52.
4 pages.
ROYAL COURT
(Samedi Division)
16th March 1998
Before: F.C. Hamon, Esq., Deputy Bailiff, and
Jurats Myles, Gruchy, Le Ruez, Vibert, Herbert,
de Veulle,
Quérée, Le Brocq, and Bullen.
The Attorney General
-v-
John Jason Muat.
Sentencing by the Superior
Number of the Royal Court, to which the accused was remanded by the Inferior
Number on 6th February, 1998, following a guilty plea to;
1
count of: being
knowingly concerned in the fraudulent evasion of the prohibition on the
importation of a controlled drug, contrary to Article 77 (b) of the Customs and
Excise (General Provisions) [Jersey] Law, 1972.
Count
1: diamorphine (heroin).
Age: 28
Details of Offence:
13.9g of heroin 28% purity by
weight.
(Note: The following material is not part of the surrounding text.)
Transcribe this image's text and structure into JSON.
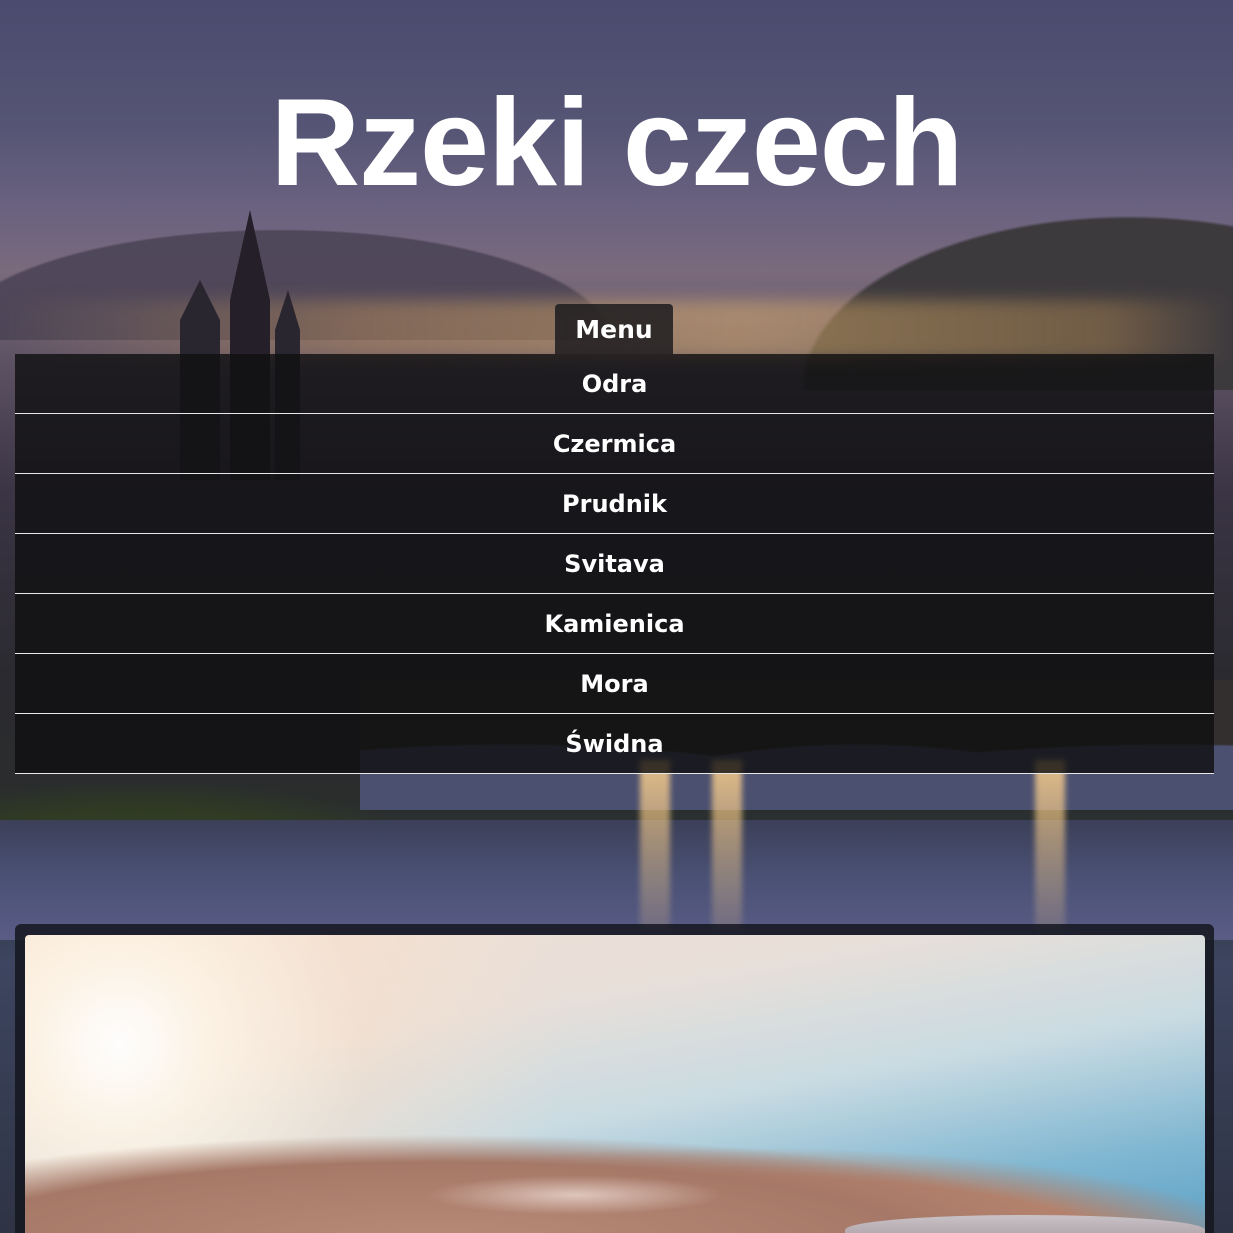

Value £2,980 if sold
at £200 per g. £4,470
if sold at 300 per g. National
average = 45% by weight.
Details
of Mitigation:
Remorse. Addict. Life spiralling down. Pressure as son handicapped with life
expectancy of 5 years. Original
said for personal use but then retracted and therefore avoided a Newton
hearing.
Previous
Convictions:
1 for violence. 1 for fraud. 11 for theft. 1 for disorder. 14 miscellaneous.
Conclusions:
6 years imprisonment. Starting point 8 years, Allow 2 years for mitigation.
Sentence
and Observations of the Court:
5 years’ imprisonment.
No reduction in starting
point but reduction for avoiding a Newton hearing.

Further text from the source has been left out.